The Internet, paired with today's software, provides us astonishing capabilities for sharing and communication. However, these same capabilities also provide access and computer power to more than 600 million people around the world...some of whom may not share our behavioral expectations. Examples, such as random acts of vandalism, can be found in any local newspaper.

The threats associated with online folks' behavior are very different from similar threats in the physical world. Using the same freedom and functionality we treasure, they can communicate with our computers almost instantaneously, almost anonymously, and en masse from around the world. They don't even need to be a computer expert. It only takes one person to write a destructive program to enable many people without technical knowledge to cause problems, just as all of us use word processors and web browsers without knowing how they work or being able to write one ourselves.

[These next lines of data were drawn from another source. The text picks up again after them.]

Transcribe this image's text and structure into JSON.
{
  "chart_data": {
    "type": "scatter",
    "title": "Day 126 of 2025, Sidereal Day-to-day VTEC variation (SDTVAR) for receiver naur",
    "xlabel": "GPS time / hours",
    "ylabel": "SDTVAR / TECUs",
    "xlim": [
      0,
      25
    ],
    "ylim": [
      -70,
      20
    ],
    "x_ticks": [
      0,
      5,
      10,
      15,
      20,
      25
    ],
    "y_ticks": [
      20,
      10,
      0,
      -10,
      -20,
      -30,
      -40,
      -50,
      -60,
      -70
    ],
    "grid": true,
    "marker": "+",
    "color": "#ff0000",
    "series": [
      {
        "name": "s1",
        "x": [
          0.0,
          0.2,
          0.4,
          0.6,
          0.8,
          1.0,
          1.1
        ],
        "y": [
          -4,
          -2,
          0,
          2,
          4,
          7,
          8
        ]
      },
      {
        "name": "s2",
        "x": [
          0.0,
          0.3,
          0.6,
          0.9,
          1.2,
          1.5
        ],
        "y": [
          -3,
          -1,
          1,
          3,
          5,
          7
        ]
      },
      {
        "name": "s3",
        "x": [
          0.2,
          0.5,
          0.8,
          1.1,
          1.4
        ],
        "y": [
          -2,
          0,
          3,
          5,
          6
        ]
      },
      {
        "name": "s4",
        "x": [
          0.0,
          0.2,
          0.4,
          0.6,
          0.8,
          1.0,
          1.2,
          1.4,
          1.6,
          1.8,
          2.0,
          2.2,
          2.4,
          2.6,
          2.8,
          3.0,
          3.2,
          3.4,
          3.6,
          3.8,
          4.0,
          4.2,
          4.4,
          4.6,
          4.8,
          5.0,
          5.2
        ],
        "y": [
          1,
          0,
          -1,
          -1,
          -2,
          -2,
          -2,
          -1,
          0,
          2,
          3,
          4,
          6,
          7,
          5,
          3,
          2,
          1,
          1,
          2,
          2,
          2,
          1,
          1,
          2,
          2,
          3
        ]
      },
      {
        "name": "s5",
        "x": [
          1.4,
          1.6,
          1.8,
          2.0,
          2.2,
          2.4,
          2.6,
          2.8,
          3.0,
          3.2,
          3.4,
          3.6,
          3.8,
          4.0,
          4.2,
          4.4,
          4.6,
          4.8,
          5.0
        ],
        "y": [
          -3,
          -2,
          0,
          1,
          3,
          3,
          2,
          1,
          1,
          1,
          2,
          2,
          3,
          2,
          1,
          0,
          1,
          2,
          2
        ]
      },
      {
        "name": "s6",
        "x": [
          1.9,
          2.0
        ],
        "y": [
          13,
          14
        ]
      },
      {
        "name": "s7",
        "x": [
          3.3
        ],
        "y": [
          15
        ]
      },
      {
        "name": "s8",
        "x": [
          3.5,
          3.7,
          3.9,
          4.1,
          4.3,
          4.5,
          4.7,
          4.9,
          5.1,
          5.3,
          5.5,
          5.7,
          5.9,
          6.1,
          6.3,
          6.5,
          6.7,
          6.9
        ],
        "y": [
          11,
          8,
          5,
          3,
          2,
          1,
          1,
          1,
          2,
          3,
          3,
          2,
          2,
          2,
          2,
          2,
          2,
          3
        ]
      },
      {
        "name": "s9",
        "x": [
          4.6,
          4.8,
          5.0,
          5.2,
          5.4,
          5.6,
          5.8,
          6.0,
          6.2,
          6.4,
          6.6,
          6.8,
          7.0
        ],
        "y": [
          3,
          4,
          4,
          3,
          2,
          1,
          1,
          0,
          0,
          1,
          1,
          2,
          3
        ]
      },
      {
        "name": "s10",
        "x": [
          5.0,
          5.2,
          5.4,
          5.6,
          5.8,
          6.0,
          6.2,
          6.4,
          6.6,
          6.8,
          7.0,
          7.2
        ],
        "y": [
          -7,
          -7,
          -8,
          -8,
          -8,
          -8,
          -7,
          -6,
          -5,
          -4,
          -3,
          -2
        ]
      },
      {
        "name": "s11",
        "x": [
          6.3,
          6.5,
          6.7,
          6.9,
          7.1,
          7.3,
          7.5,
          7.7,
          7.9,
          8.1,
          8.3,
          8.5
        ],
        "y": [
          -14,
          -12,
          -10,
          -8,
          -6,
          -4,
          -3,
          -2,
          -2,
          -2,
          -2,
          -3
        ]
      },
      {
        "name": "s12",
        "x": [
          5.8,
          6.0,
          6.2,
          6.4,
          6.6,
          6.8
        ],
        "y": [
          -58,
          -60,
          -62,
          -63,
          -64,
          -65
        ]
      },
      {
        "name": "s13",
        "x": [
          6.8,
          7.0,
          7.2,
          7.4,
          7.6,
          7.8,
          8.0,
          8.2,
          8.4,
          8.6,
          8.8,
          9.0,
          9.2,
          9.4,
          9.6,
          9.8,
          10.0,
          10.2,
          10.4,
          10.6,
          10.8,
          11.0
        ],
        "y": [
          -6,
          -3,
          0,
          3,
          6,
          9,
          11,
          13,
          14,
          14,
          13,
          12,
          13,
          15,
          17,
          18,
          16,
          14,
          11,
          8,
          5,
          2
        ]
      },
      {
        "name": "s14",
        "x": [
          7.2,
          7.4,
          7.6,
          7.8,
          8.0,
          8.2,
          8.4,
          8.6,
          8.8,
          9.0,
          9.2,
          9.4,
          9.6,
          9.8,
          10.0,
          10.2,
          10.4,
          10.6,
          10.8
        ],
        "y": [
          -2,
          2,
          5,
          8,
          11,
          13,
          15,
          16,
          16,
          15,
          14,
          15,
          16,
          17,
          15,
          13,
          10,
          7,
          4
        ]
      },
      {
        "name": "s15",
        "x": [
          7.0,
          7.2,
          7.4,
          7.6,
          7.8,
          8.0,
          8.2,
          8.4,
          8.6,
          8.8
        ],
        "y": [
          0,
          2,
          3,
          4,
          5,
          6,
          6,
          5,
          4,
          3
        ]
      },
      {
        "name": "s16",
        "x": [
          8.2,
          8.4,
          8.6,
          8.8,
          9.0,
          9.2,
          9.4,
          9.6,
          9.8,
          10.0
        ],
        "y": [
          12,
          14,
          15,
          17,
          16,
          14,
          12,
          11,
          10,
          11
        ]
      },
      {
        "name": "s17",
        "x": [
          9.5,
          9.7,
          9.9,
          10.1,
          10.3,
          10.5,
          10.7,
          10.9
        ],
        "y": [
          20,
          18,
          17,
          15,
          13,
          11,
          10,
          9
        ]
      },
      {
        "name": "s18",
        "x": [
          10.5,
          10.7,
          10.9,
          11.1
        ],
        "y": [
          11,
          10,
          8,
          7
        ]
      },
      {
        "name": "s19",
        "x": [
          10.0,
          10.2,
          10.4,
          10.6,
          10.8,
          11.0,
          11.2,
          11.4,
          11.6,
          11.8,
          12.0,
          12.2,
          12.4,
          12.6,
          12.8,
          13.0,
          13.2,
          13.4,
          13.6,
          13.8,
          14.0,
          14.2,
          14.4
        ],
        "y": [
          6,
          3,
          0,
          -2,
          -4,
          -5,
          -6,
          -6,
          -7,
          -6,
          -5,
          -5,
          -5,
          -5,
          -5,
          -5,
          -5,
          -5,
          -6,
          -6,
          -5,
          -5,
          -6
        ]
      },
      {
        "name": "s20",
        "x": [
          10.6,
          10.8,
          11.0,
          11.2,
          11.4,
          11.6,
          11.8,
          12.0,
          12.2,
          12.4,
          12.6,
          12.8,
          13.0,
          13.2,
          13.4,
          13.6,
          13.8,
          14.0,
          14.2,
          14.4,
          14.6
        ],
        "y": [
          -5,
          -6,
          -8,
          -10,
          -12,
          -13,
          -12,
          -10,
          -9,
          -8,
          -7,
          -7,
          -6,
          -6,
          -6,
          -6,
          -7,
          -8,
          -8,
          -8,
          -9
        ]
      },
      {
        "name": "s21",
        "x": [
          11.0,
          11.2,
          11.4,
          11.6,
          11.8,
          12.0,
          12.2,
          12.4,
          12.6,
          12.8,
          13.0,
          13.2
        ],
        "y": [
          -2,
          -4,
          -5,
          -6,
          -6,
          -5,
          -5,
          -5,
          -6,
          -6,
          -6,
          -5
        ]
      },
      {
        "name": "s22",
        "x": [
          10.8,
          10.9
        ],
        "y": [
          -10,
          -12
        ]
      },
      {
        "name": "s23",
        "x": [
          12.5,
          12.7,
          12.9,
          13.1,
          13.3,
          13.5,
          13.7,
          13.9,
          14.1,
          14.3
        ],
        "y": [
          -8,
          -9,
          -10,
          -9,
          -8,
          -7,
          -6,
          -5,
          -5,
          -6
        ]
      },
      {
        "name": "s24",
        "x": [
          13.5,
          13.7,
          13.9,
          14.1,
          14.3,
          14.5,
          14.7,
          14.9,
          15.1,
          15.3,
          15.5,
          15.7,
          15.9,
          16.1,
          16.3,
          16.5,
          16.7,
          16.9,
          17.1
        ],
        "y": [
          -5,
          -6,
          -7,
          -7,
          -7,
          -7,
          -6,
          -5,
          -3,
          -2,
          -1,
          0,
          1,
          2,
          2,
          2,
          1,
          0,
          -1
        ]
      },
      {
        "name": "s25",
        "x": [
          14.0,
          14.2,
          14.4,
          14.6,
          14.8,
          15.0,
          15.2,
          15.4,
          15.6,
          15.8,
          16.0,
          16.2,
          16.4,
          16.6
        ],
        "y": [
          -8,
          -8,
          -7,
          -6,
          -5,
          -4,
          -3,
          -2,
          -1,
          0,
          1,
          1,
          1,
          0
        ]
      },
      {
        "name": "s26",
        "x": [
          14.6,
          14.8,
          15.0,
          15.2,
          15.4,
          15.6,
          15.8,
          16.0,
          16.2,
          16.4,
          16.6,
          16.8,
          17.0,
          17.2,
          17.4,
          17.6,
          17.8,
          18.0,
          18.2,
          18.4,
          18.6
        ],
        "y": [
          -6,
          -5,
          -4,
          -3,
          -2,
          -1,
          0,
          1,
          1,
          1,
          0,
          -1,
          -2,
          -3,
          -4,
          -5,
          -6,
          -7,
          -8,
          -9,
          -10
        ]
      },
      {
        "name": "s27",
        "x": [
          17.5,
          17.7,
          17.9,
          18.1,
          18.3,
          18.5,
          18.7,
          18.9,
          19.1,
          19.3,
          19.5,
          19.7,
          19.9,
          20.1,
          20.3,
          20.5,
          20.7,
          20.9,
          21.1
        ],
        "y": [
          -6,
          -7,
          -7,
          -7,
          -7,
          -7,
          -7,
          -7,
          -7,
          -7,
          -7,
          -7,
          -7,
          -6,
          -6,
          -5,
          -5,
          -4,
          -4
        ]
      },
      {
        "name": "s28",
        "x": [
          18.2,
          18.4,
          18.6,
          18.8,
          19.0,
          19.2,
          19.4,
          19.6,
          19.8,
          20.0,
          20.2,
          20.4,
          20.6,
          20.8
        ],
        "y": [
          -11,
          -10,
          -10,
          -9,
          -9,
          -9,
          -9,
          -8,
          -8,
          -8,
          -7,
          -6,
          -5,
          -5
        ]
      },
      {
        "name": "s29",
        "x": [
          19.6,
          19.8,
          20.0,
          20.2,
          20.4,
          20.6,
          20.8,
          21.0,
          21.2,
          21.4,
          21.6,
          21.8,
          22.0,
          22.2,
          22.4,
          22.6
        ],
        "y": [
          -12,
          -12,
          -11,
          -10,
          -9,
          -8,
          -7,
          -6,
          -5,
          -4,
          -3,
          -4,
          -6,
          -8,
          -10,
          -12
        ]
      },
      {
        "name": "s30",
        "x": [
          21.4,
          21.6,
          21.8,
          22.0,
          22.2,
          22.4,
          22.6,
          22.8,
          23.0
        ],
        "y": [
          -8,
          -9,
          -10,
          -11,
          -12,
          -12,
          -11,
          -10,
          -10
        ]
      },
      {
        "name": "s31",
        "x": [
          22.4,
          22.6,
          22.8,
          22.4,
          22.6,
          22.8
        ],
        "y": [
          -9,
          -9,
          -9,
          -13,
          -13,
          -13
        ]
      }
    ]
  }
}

While the risks associated with these threats can be decreased by limiting communications, limiting computer functionality, and increasing the complexity involved with our computing environment, they can't be eliminated. Moreover, the more we wish to maintain our current freedom in communications and computing, the more necessary it is that we individually take steps to take care of ourselves and reduce the need for outside controls and limitations.

The only person ultimately in control of a computer is the operator in front of the keyboard. That person presently has the freedom to run any software he or she wants and communicate with anyone around the world. Our computers can do almost anything we tell them to do. Unfortunately, this versatility makes them very complicated. Perhaps the most complicated devices we are exposed to on a regular basis. This is true despite our most fervent wishes, occasional profanity, and manufacturers efforts. Computers have more decision points and varying functionality than almost anything else we use. They are not cars, televisions, or radios and efforts to make them appear to be so have sometimes backfired and caused security problems.

The goal of the R.U.N.S.A.F.E. program is to help you attain the knowledge and skills necessary to more safely operate an Internet connected computer.